WopiStorage: after downloading a file, check if it is a zip
For relevant file extensions.
Change-Id: If8b5a1c7057118adc9154b156bb5a82057a70fd4
- Resolves: #
- Target version: master
Summary
To help detect wopi server-side errors.
Checklist
- [x] I have run
make prettier-writeand formatted the code. - [x] All commits have Change-Id
- [x] I have run tests with
make check - [x] I have issued
make runand manually verified that everything looks okay - [ ] Documentation (manuals or wiki) has been updated or is not required
what does this solves?
what does this solves?
It does not solve anything. It warns of bad WOPI server implementation. This could be turned into a hard error, surfaced to the user, but I'd like to do it later.
You should file a follow-up issue to resurface the error.

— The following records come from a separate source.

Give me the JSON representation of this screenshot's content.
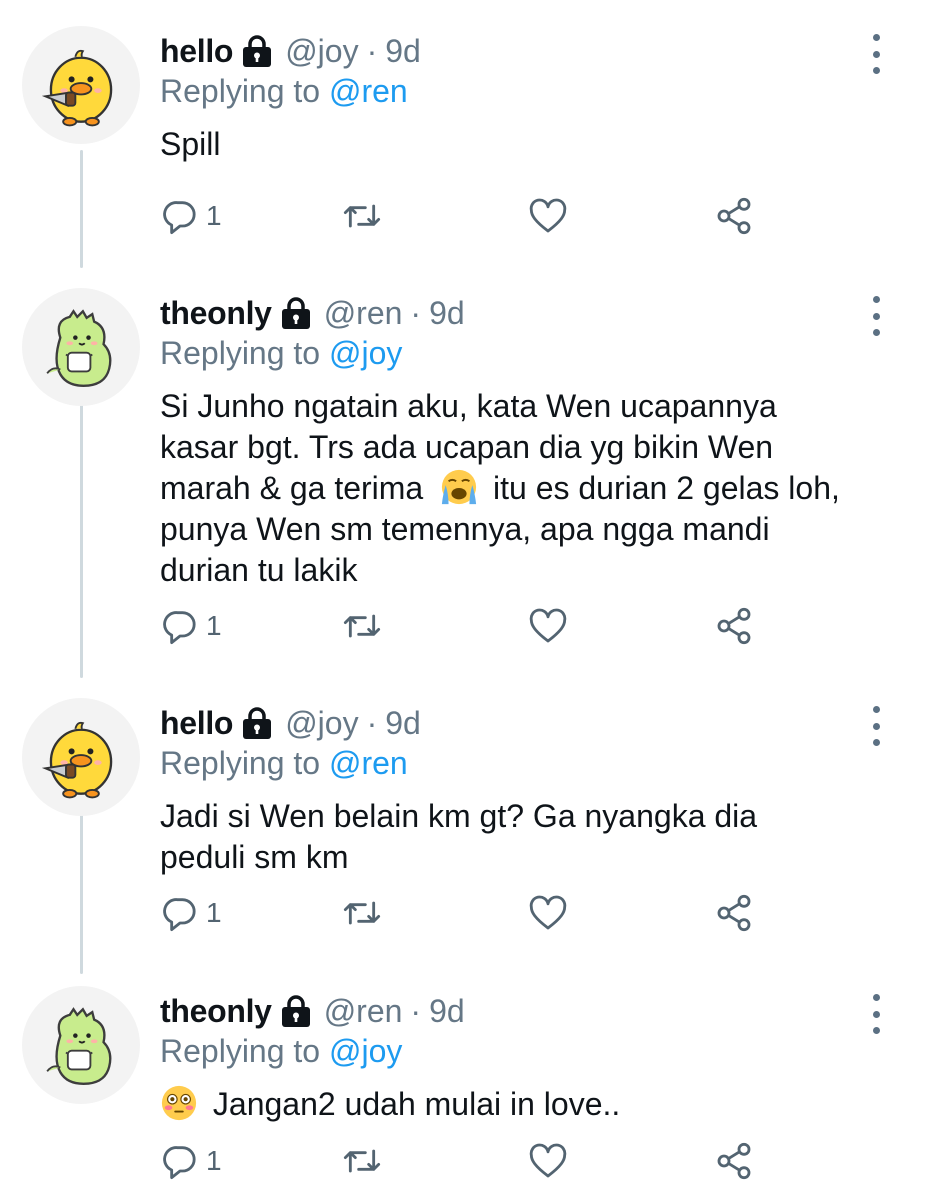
{
  "tweets": [
    {
      "display_name": "hello",
      "handle": "@joy",
      "time": "9d",
      "replying_prefix": "Replying to",
      "replying_to": "@ren",
      "text": "Spill",
      "emoji_prefix": "",
      "reply_count": "1",
      "avatar": "duck-avatar"
    },
    {
      "display_name": "theonly",
      "handle": "@ren",
      "time": "9d",
      "replying_prefix": "Replying to",
      "replying_to": "@joy",
      "text_lines": [
        "Si Junho ngatain aku, kata Wen ucapannya",
        "kasar bgt. Trs ada ucapan dia yg bikin Wen",
        "marah & ga terima",
        "itu es durian 2 gelas loh,",
        "punya Wen sm temennya, apa ngga mandi",
        "durian tu lakik"
      ],
      "inline_emoji": "loudly-crying-face",
      "reply_count": "1",
      "avatar": "dino-avatar"
    },
    {
      "display_name": "hello",
      "handle": "@joy",
      "time": "9d",
      "replying_prefix": "Replying to",
      "replying_to": "@ren",
      "text_lines": [
        "Jadi si Wen belain km gt? Ga nyangka dia",
        "peduli sm km"
      ],
      "reply_count": "1",
      "avatar": "duck-avatar"
    },
    {
      "display_name": "theonly",
      "handle": "@ren",
      "time": "9d",
      "replying_prefix": "Replying to",
      "replying_to": "@joy",
      "text": "Jangan2 udah mulai in love..",
      "emoji_prefix": "flushed-face",
      "reply_count": "1",
      "avatar": "dino-avatar"
    }
  ],
  "separator": "·",
  "icons": {
    "lock": "lock-icon",
    "reply": "reply-icon",
    "retweet": "retweet-icon",
    "like": "heart-icon",
    "share": "share-icon",
    "more": "more-vertical-icon"
  },
  "colors": {
    "mention": "#1d9bf0",
    "muted": "#657786",
    "icon": "#536471"
  }
}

Having it in the log right now should help debugging though.
I was wondering if we couldn't check this before saving the response data onto disk. To avoid reopening to check the first few bytes. We should have enough info...
Thanks, @meven. Since the commit doesn't say why we need to do this, perhaps I'm missing the goal, but...
I thought it was pretty self-explanatory. If a Wopi implementation misbehaves/delivers unexpected content, warn the system admininstrator.
Doing some input check doesn't cost much runtime-wise, but can help detecting issues efficiently. That's just input validation.
We do support formats that aren't zipped (e.g. PDF), and there is no guarantee/requirement that all future documents will be zipped.
My patch applies only on type extensions that are explicitly zipped file formats.
Also, there is no expectation or requirement that the files will have an extension at all, or even the proper extension. We still support loading/editing them, regardless.
This is at least a strong heuristic, any user would be confused if the file extension does not match the file content and would trigger some negative on the EFSS should this happen.
It's also unclear that this error will help anyone. Troubleshooting the storage/host is best done with an HTTP client, like curl or wget. Otherwise, this logic will log an error every so often when there is nothing wrong (e.g. when the user loads a text file with the wrong extension, which we do support), it will also slow loading all documents with those extensions, and (worst of all?) it can throw exceptions and break things badly.
Perhaps I missed the point of the patch.
Except a WOPI host could have some random bugs, due to load for instance, that would prevent normal business. If we can first detect it, and then perhaps later have an explicit error, that would shorten the support phase. Now we can easily pinpoint the issue origin.
sha hash checking might be useful too.
this should be rebased.